A Turkish court in the Kurdish city of Diyarbakir on Tuesday sentenced the co-leader of the Democratic Regions Party (DBP) Kamuran Yuksek to eight years and nine months in prison.

ERBIL, Kurdistan Region (Kurdistan24) - A Turkish court in the Kurdish city of Diyarbakir on Tuesday sentenced the co-leader of the Democratic Regions Party (DBP) Kamuran Yuksek to eight years and nine months in prison for membership in an armed "terrorist group."

The heavy penal court also issued an arrest warrant for Yuksek who was being tried in absentia, said Kurdistan24 Diyarbakir Bureau.

Yuksek's attorney, Mesut Bestas objected to the ruling on the ground that he was never given public prosecutor's legal opinion that led to the sentence.

Yuksek has already served in a Turkish prison for five months in a pre-trial detention before being released in October 2016.

The other DBP co-chair Sebahat Tuncel is already in jail. She was arrested a month later during protests over the detention of other Kurdish politicians of Peoples' Democratic Party (HDP).

DBP is HDP's sister party that is exclusively active in the Kurdish provinces.

Turkish authorities accuse both parties of being political extensions of the banned Kurdistan Workers' Party (PKK) that has been fighting troops for larger Kurdish rights.

DBP won the municipalities of more than 100 towns and cities, including three metropolitan areas across the Kurdistan of Turkey in 2014 local elections.

The Turkish Government has seized the administration of about at least 83 DBP municipalities in the aftermath of the failed military coup attempt in summer against the rule of President Recep Tayyip Erdogan.

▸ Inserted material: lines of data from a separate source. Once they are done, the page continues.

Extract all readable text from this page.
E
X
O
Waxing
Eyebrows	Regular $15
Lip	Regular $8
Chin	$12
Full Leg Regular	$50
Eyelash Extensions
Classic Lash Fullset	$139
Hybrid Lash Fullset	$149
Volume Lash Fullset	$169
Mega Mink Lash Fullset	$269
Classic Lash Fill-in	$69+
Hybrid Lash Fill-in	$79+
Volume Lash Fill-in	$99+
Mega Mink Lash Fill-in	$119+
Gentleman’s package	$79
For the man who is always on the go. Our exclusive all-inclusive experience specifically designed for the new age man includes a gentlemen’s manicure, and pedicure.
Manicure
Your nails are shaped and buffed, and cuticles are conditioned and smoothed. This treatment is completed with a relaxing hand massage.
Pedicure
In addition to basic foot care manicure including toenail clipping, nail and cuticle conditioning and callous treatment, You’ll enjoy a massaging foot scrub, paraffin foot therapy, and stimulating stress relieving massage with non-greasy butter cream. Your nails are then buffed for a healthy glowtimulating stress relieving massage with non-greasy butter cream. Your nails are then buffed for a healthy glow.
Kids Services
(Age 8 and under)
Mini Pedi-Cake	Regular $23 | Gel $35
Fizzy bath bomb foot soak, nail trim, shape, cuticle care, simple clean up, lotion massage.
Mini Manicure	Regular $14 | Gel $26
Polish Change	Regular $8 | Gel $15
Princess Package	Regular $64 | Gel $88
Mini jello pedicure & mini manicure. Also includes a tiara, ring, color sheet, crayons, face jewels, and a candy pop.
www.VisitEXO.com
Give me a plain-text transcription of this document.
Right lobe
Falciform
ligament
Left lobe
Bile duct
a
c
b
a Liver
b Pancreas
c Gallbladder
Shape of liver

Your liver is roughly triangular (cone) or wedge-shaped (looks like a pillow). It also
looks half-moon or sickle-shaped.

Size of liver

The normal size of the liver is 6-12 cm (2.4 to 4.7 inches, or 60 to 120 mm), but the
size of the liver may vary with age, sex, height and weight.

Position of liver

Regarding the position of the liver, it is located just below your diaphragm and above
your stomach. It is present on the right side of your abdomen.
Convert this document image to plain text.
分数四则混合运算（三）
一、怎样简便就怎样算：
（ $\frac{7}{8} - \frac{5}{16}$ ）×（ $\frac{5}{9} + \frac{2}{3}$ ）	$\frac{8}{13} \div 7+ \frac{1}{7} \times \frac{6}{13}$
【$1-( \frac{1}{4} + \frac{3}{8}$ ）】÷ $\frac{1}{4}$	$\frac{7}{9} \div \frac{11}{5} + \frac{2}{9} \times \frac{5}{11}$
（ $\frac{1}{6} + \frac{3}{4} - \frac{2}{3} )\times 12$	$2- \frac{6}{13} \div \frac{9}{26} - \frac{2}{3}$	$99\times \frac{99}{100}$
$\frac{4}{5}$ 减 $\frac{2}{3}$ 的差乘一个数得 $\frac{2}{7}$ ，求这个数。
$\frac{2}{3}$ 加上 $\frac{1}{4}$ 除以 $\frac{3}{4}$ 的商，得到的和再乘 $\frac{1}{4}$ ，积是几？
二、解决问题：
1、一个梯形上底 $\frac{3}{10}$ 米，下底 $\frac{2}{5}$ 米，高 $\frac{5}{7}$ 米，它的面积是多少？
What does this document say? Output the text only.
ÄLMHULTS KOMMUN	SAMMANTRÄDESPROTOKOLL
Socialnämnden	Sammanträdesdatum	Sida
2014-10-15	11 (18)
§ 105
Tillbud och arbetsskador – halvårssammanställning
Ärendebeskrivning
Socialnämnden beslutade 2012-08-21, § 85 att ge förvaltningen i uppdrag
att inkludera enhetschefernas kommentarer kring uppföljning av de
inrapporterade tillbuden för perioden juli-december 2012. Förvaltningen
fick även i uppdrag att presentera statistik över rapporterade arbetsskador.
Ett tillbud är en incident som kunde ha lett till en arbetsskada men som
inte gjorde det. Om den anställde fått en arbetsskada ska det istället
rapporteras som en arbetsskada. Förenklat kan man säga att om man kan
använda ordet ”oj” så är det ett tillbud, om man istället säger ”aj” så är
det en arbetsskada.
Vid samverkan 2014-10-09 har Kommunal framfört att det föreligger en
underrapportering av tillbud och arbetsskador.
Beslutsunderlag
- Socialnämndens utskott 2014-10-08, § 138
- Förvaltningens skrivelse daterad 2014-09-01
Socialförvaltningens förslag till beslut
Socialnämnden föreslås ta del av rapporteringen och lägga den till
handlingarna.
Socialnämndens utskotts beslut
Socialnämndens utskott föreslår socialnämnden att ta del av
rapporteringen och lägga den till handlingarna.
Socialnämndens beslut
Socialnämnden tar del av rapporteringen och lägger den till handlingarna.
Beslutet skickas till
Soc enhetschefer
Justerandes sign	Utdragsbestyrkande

Successive declarations of self-rule in several cities and townships, as well as the reignition of the PKK-Turkey conflict after the collapse of a ceasefire, led to the arrest of hundreds of party officials, city council members and dozens of mayors in the past two years.

According to Tuncel, 2500 members of her party are held in prisons across Turkey as of November 2016.